The warrior was a queen
There was no mistaking her presence in any room, even a hospital room. For where she was, there was incandescence.
My late paternal aunt Cornelia “Coney” Mayor Tamayo was unforgettable in that sense — she bathed a room and any gathering with the incandescence of, yes, her looks and her sparklers. But more so with her laughter, her sharp and sometimes naughty wit, and her fierce love. She was a queen, with her poise, her bearing, her elegance. (Her eldest child Charmaine recalls that for parties they hosted in Wisconsin, her mother would only use Baccarat crystal glasses, even if she had to wash by hand all 50 pieces of them, after the party.)
My Auntie Coney died on Independence Day this year — it wasn’t unlike her to pick a national holiday to go, not quietly — but memorably — into the night. One is thus not likely to forget the day she died. She was 81.
A few days before, in a video call, her eldest sister Nellie Mayor Loleng had assured her, “It is okay to go now, Coney.”
And so with her daughter Charmaine holding her hand, and her only son Dr. Alfonso Tamayo Jr., watching over her, she rejoined her Creator, her beloved husband Dr. Alfonso “Pons” Tamayo, her parents (Nazario and Mary Mayor) and brothers Frank (my father, who died in 2010), Buddy (who died in 1966) and Benny (who died as an infant).
Auntie Coney breathed not just life, but verve into her years.
Charmaine told me that her mother made every breath count, and she mustered as much life as she could into her final ones.
In his eulogy, Orion Tamayo, who was born and raised in the US, but was told by his grandmother to call her “Lola,” recalled:
“Lola has told nearly everyone close to her that when she goes she wants a Viking funeral. Everyone would, of course, laugh at the prospect of being shipped out to sea on a pylon bonfire, and she would laugh her loud infectious laugh as well. Then she’d stare you dead in the eye when the laughter died down and say, ‘I’m serious’!”
“The more I think about it, the more I realize she deserved one,” believes Orion. “A Viking funeral was a warrior’s rite of passage into heaven. And Lola has fought many battles, on different fields, more than most soldiers. As a young girl, she fought bullies under the orange leaves of the fire tree. She fought her way past snakes and mangroves and through swamps when the Japanese invaded (Palawan). She fought her husband on their honeymoon and locked herself in the bathroom. She fought every battle the love of her life faced by his side and when he fell, she fought on her own to keep their legacy together.
“She fought for everyone she ever loved. She fought for her family and heaven forbid, you wouldn’t want to fight any of them lest you wanted to feel the 10-foot-tall wrath of a 5’3”-woman.”
Auntie Coney was tall and beautiful, with big bright eyes that melted many a man’s heart. She had several suitors and one painstakingly wooed and won her, my Uncle Pons Tamayo. After getting married (she was 18), they left for the US, where their three children Charmaine, Candy and Al, were born and raised. My Uncle Pons simply worshipped her, and she adored him even after he passed away 21 years ago.
Orion said that even through adversity and the “the hard transitions of leaving home,” Auntie Coney fulfilled devotedly her duties “as a sister, aunt, mother, godmother, grandmother, great grandmother, as a wife, as a mentor, as a teacher, as a home, as a sanctuary, as a rock, as the light of every room she entered.”

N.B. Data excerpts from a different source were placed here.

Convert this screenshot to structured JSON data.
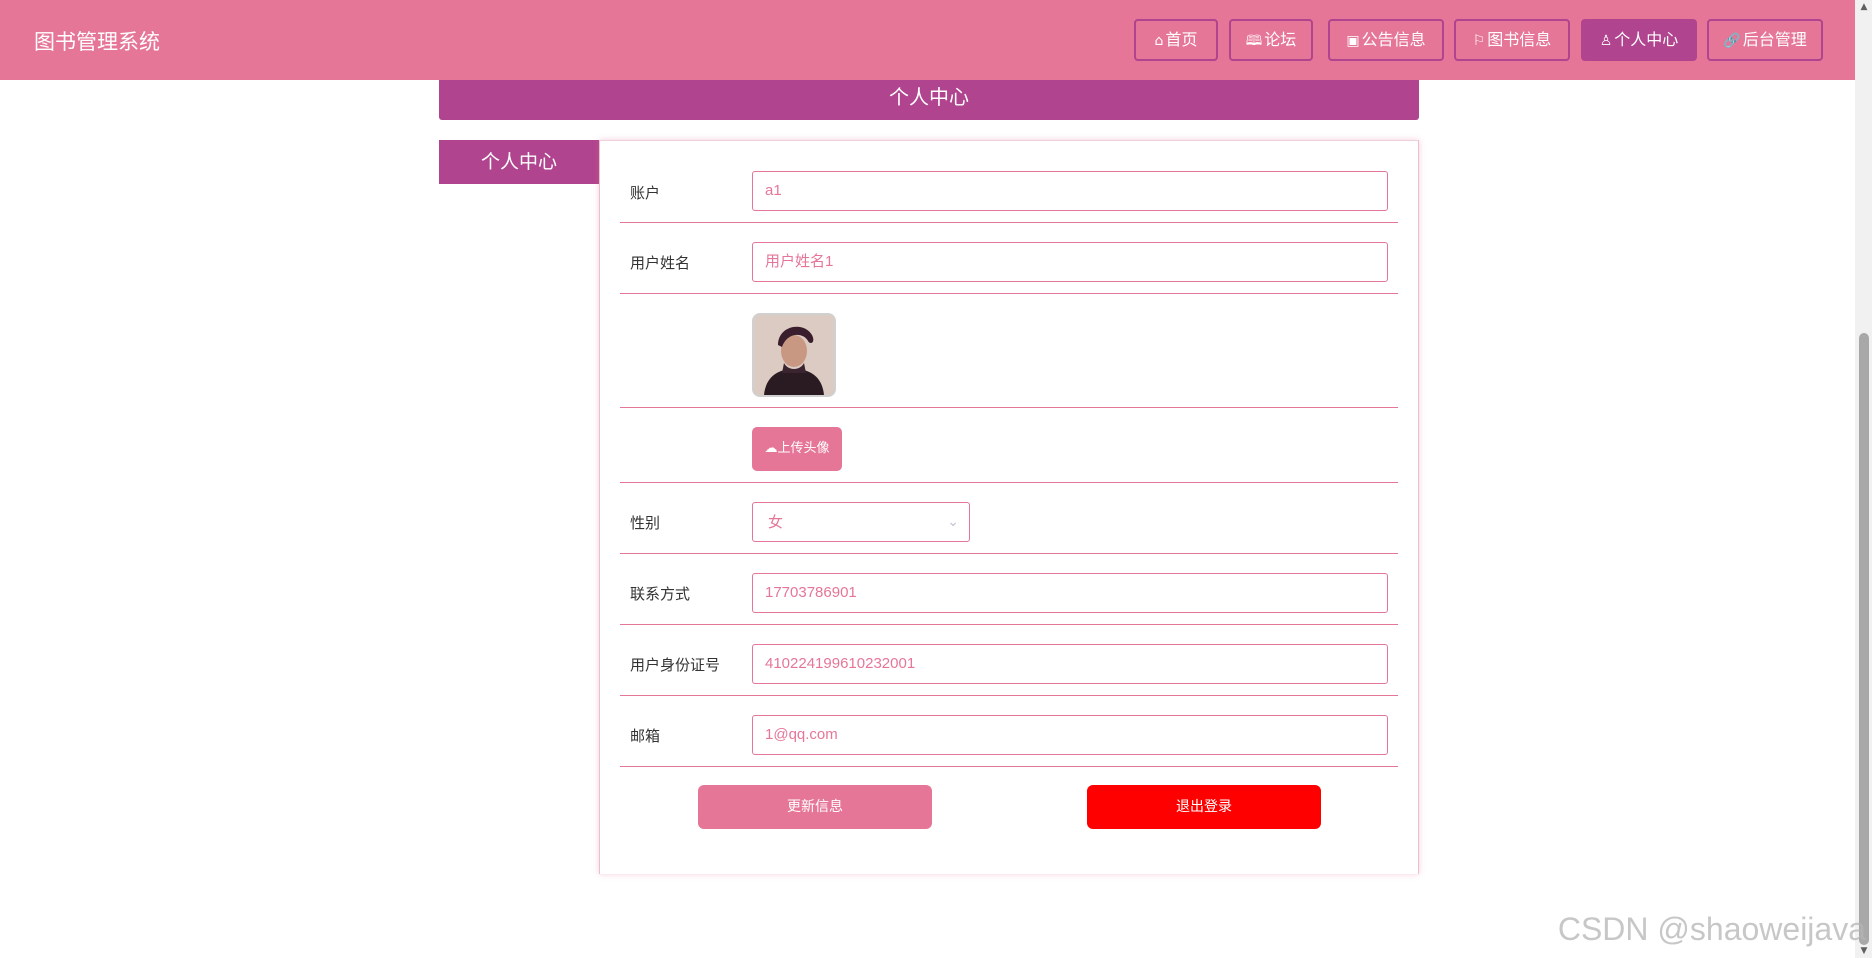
{
  "header": {
    "brand": "图书管理系统",
    "nav": [
      {
        "icon": "home-icon",
        "glyph": "⌂",
        "label": "首页",
        "active": false
      },
      {
        "icon": "book-open-icon",
        "glyph": "🕮",
        "label": "论坛",
        "active": false
      },
      {
        "icon": "gift-icon",
        "glyph": "▣",
        "label": "公告信息",
        "active": false
      },
      {
        "icon": "flag-icon",
        "glyph": "⚐",
        "label": "图书信息",
        "active": false
      },
      {
        "icon": "user-icon",
        "glyph": "♙",
        "label": "个人中心",
        "active": true
      },
      {
        "icon": "link-icon",
        "glyph": "🔗",
        "label": "后台管理",
        "active": false
      }
    ]
  },
  "page": {
    "title": "个人中心",
    "left_tab": "个人中心"
  },
  "form": {
    "account": {
      "label": "账户",
      "value": "a1"
    },
    "username": {
      "label": "用户姓名",
      "value": "用户姓名1"
    },
    "upload_button": "上传头像",
    "gender": {
      "label": "性别",
      "value": "女"
    },
    "phone": {
      "label": "联系方式",
      "value": "17703786901"
    },
    "id_number": {
      "label": "用户身份证号",
      "value": "410224199610232001"
    },
    "email": {
      "label": "邮箱",
      "value": "1@qq.com"
    },
    "update_button": "更新信息",
    "logout_button": "退出登录"
  },
  "watermark": "CSDN @shaoweijava",
  "colors": {
    "primary": "#e57697",
    "accent": "#b0448e",
    "danger": "#ff0000"
  }
}
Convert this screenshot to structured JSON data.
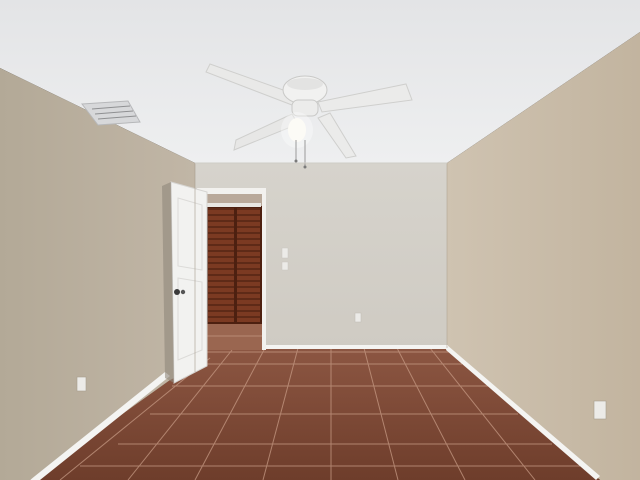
{
  "photo": {
    "subject": "empty-bedroom",
    "watermark_text": "",
    "colors": {
      "ceiling": "#e9eaec",
      "wall_left": "#b8ad9d",
      "wall_back": "#d3d0c8",
      "wall_right": "#c7baa6",
      "floor_tile": "#7a4732",
      "grout": "#c9a08a",
      "baseboard": "#f4f4f2",
      "door": "#f2f2f0",
      "closet_wood": "#7b3a22",
      "fan": "#eeeeee"
    }
  }
}
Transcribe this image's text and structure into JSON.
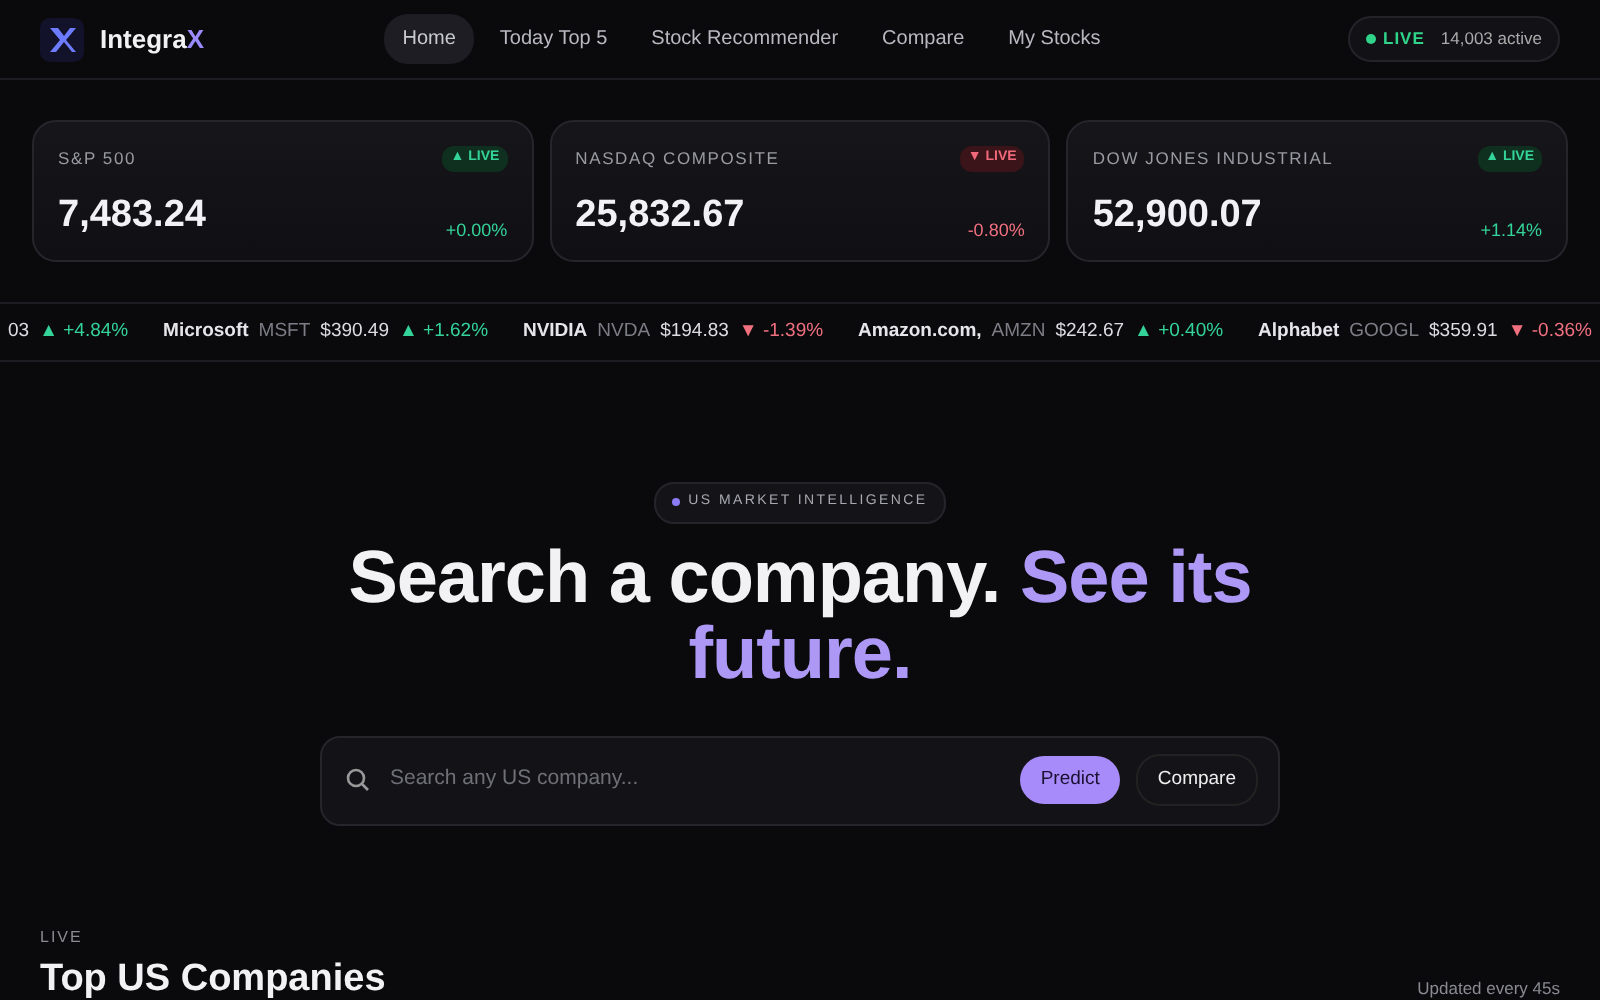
{
  "brand": {
    "name": "Integra",
    "accent": "X"
  },
  "nav": [
    {
      "label": "Home",
      "selected": true
    },
    {
      "label": "Today Top 5",
      "selected": false
    },
    {
      "label": "Stock Recommender",
      "selected": false
    },
    {
      "label": "Compare",
      "selected": false
    },
    {
      "label": "My Stocks",
      "selected": false
    }
  ],
  "status": {
    "label": "LIVE",
    "count": "14,003 active"
  },
  "indices": [
    {
      "name": "S&P 500",
      "badge": "▲ LIVE",
      "positive": true,
      "value": "7,483.24",
      "change": "+0.00%"
    },
    {
      "name": "NASDAQ COMPOSITE",
      "badge": "▼ LIVE",
      "positive": false,
      "value": "25,832.67",
      "change": "-0.80%"
    },
    {
      "name": "DOW JONES INDUSTRIAL",
      "badge": "▲ LIVE",
      "positive": true,
      "value": "52,900.07",
      "change": "+1.14%"
    }
  ],
  "ticker": [
    {
      "price": "03",
      "positive": true,
      "change": "▲ +4.84%"
    },
    {
      "name": "Microsoft",
      "symbol": "MSFT",
      "price": "$390.49",
      "positive": true,
      "change": "▲ +1.62%"
    },
    {
      "name": "NVIDIA",
      "symbol": "NVDA",
      "price": "$194.83",
      "positive": false,
      "change": "▼ -1.39%"
    },
    {
      "name": "Amazon.com,",
      "symbol": "AMZN",
      "price": "$242.67",
      "positive": true,
      "change": "▲ +0.40%"
    },
    {
      "name": "Alphabet",
      "symbol": "GOOGL",
      "price": "$359.91",
      "positive": false,
      "change": "▼ -0.36%"
    }
  ],
  "hero": {
    "eyebrow": "US MARKET INTELLIGENCE",
    "headline": "Search a company.",
    "headline_accent": "See its future."
  },
  "search": {
    "placeholder": "Search any US company...",
    "buttons": [
      {
        "label": "Predict",
        "kind": "primary"
      },
      {
        "label": "Compare",
        "kind": "secondary"
      }
    ]
  },
  "section": {
    "eyebrow": "LIVE",
    "title": "Top US Companies",
    "note": "Updated every 45s"
  }
}
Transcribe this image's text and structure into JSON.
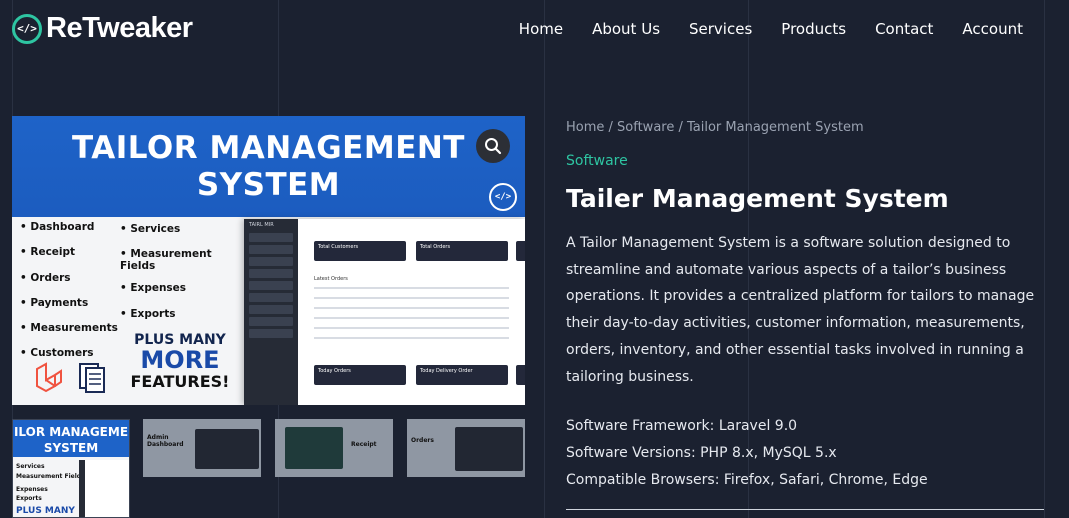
{
  "header": {
    "logo_text": "ReTweaker",
    "logo_mark": "</>",
    "nav": [
      "Home",
      "About Us",
      "Services",
      "Products",
      "Contact",
      "Account"
    ]
  },
  "gallery": {
    "main": {
      "title_line1": "TAILOR MANAGEMENT",
      "title_line2": "SYSTEM",
      "badge": "</>",
      "features_left": [
        "Dashboard",
        "Receipt",
        "Orders",
        "Payments",
        "Measurements",
        "Customers"
      ],
      "features_right": [
        "Services",
        "Measurement Fields",
        "Expenses",
        "Exports"
      ],
      "more_line1": "PLUS MANY",
      "more_line2": "MORE",
      "more_line3": "FEATURES!",
      "zoom_icon": "magnifier-icon",
      "screenshot": {
        "brand": "TAIRL MIR",
        "sidebar_items": [
          "Dashboard",
          "Orders",
          "Payments",
          "Measurements",
          "Customers",
          "Services",
          "Measurement Fields",
          "Expenses",
          "Exports",
          "Settings"
        ],
        "card_total_customers": "Total Customers",
        "card_total_orders": "Total Orders",
        "section_latest_orders": "Latest Orders",
        "card_today_orders": "Today Orders",
        "card_today_delivery": "Today Delivery Order"
      }
    },
    "thumbnails": [
      {
        "label_line1": "ILOR MANAGEME",
        "label_line2": "SYSTEM"
      },
      {
        "label": "Admin Dashboard"
      },
      {
        "label": "Receipt"
      },
      {
        "label": "Orders"
      }
    ]
  },
  "product": {
    "breadcrumb": "Home / Software / Tailor Management System",
    "category": "Software",
    "title": "Tailer Management System",
    "description": "A Tailor Management System is a software solution designed to streamline and automate various aspects of a tailor’s business operations. It provides a centralized platform for tailors to manage their day-to-day activities, customer information, measurements, orders, inventory, and other essential tasks involved in running a tailoring business.",
    "specs": [
      "Software Framework: Laravel 9.0",
      "Software Versions: PHP 8.x, MySQL 5.x",
      "Compatible Browsers: Firefox, Safari, Chrome, Edge"
    ]
  },
  "colors": {
    "background": "#1b2130",
    "accent": "#2ec5a2",
    "image_blue": "#1e63c8"
  }
}
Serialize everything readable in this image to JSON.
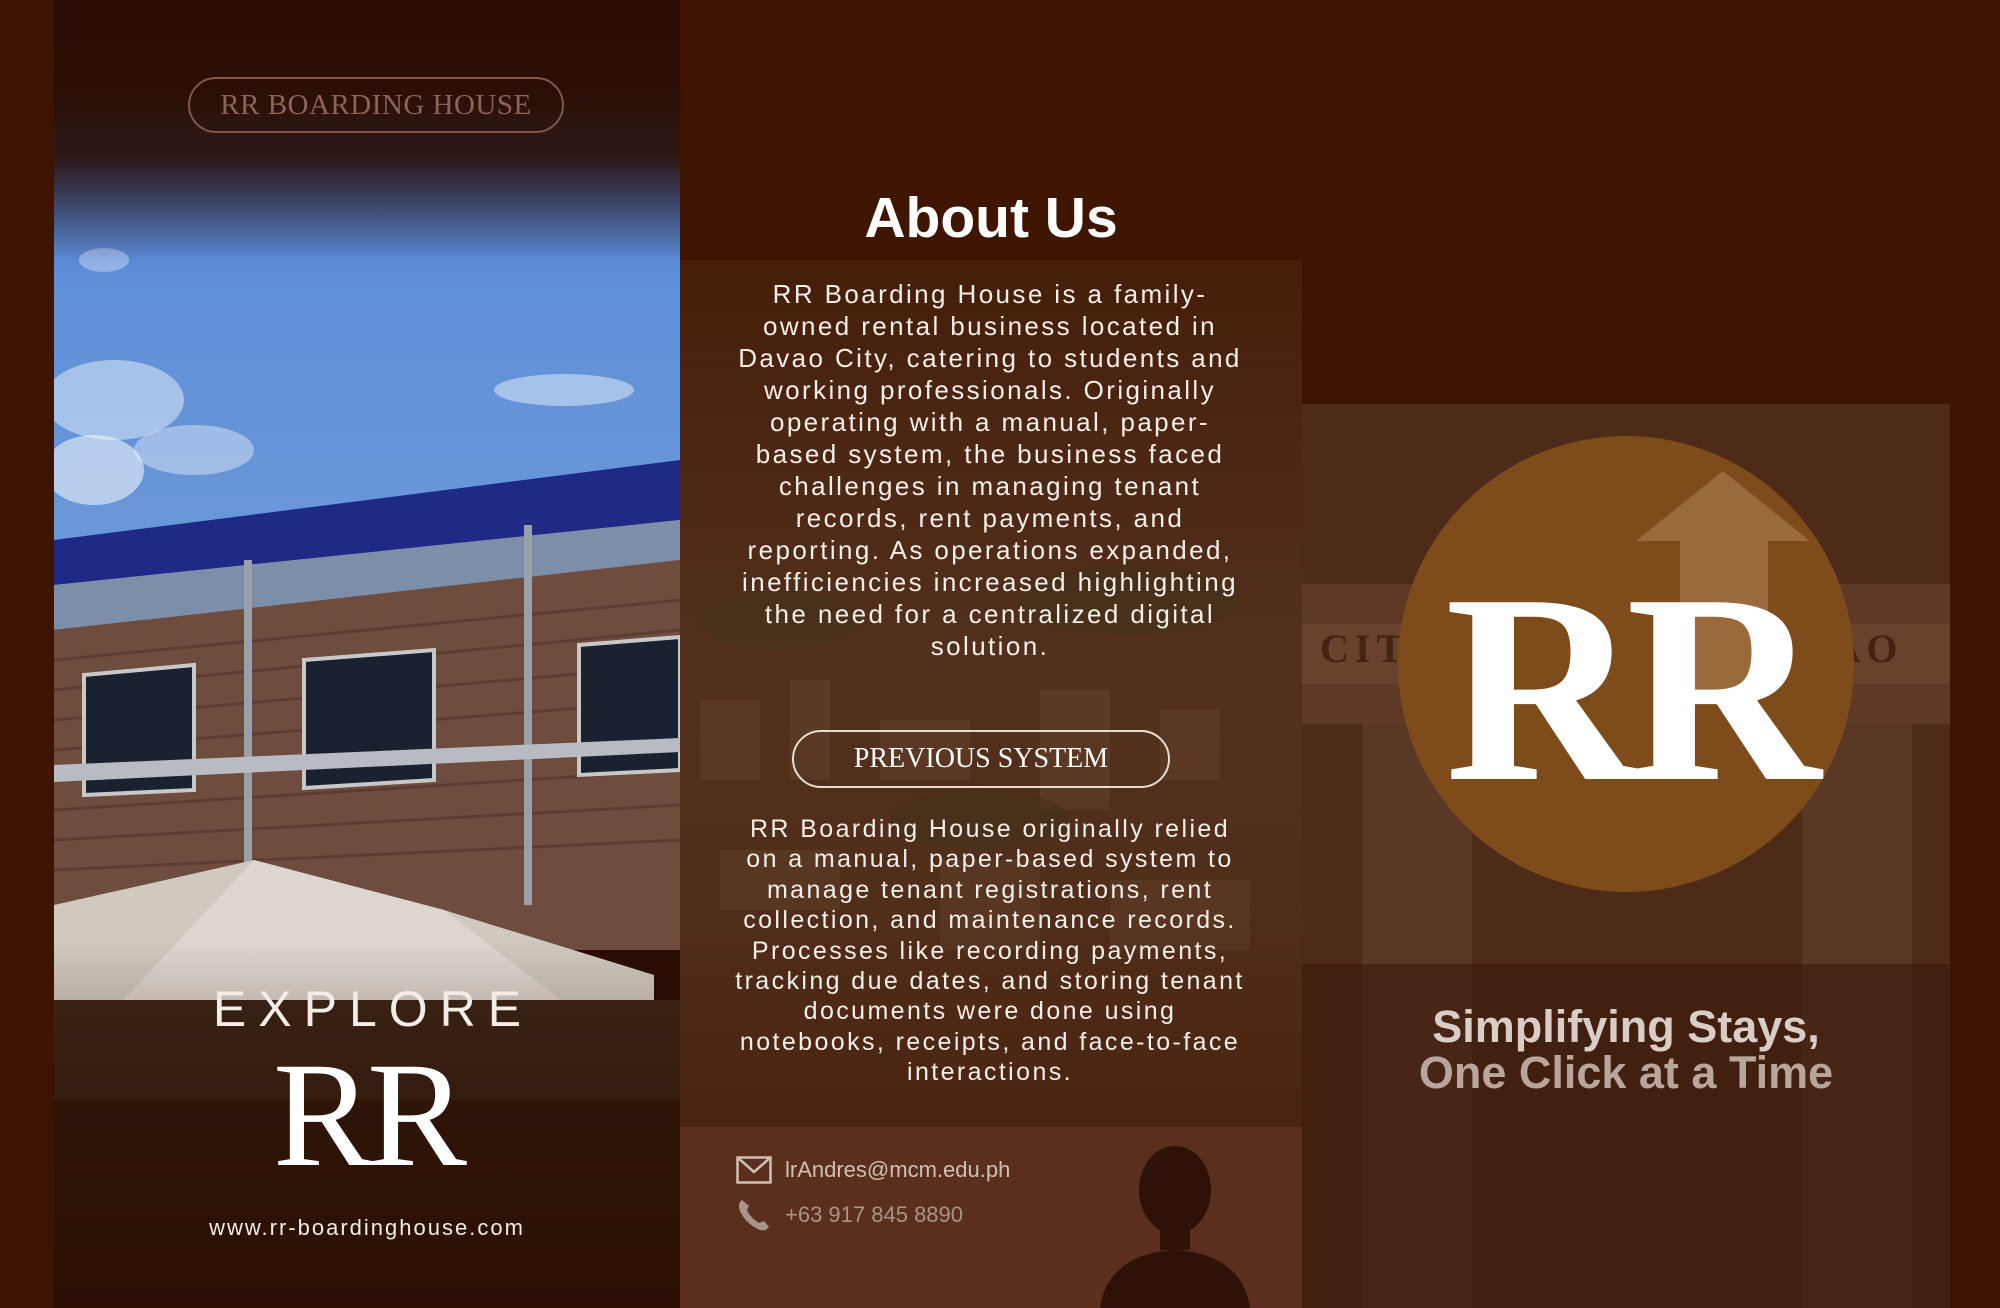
{
  "left_panel": {
    "brand": "RR BOARDING HOUSE",
    "explore": "EXPLORE",
    "monogram": "RR",
    "website": "www.rr-boardinghouse.com"
  },
  "middle_panel": {
    "title": "About Us",
    "about_text": "RR Boarding House is a family-owned rental business located in Davao City, catering to students and working professionals. Originally operating with a manual, paper-based system, the business faced challenges in managing tenant records, rent payments, and reporting. As operations expanded, inefficiencies increased highlighting the need for a centralized digital solution.",
    "previous_system_label": "PREVIOUS SYSTEM",
    "previous_system_text": "RR Boarding House originally relied on a manual, paper-based system to manage tenant registrations, rent collection, and maintenance records. Processes like recording payments, tracking due dates, and storing tenant documents were done using notebooks, receipts, and face-to-face interactions.",
    "contact": {
      "email": "lrAndres@mcm.edu.ph",
      "phone": "+63 917 845 8890",
      "email_icon": "envelope-icon",
      "phone_icon": "phone-icon"
    }
  },
  "right_panel": {
    "logo_text": "RR",
    "tagline_line1": "Simplifying Stays,",
    "tagline_line2": "One Click at a Time"
  },
  "colors": {
    "background": "#3d1400",
    "logo_circle": "#7e4b1b",
    "contact_bar": "#5a2f1e"
  }
}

Her niece Alexis Mayor Hamm, daughter of my Auntie Lorraine and Uncle Gene Hamm, was loved by my Auntie Coney as if she were her granddaughter. Alexis, though her niece, thus called her “Grandma Coney.”
“She used to drive with me up North in her Jaguar with all the windows down and sunroof open with my Metallica blaring,” recalls Alexis. She embraced all my rebellious antics with open arms. When I told her I wanted a tattoo, she said, ‘Only if you get a dragon on your back.’”
And that, I think, was not entirely a joke. Auntie Coney would choose a fiery dragon if she could have a tattoo herself.
“She fought,” says Orion. “Until she faced her greatest foe, cancer, and death lingered on the cusp of what doctors stated was only three months away. She told me on a call when I was away, ‘I have cancer but I’ll hold on until you get out of there. Stay strong.’ She had cancer and was telling me to be strong, but then she proceeded to laugh in the face of cancer and that three-month expiration date passed that point with Auntie Charmaine, Kuya Tony (Antonio “Tony” Laperal Tamayo of Perpetual Help System) and all her loved ones by her side giving her the support she once gave them.
“She fought tooth and nail. The reason being, by her own words, ‘My family still needs me.’ Gracefully she went as she finally lost her battle. She died fighting with every last breath against a formidable adversary. She died an experienced fighter. She lived and died as a warrior.
“She earned a Viking funeral.”
Fare thee well, Auntie Coney. Go into the sea of forever to meet Uncle Pons as we light bonfires in our hearts to celebrate your life, your laughter, your love.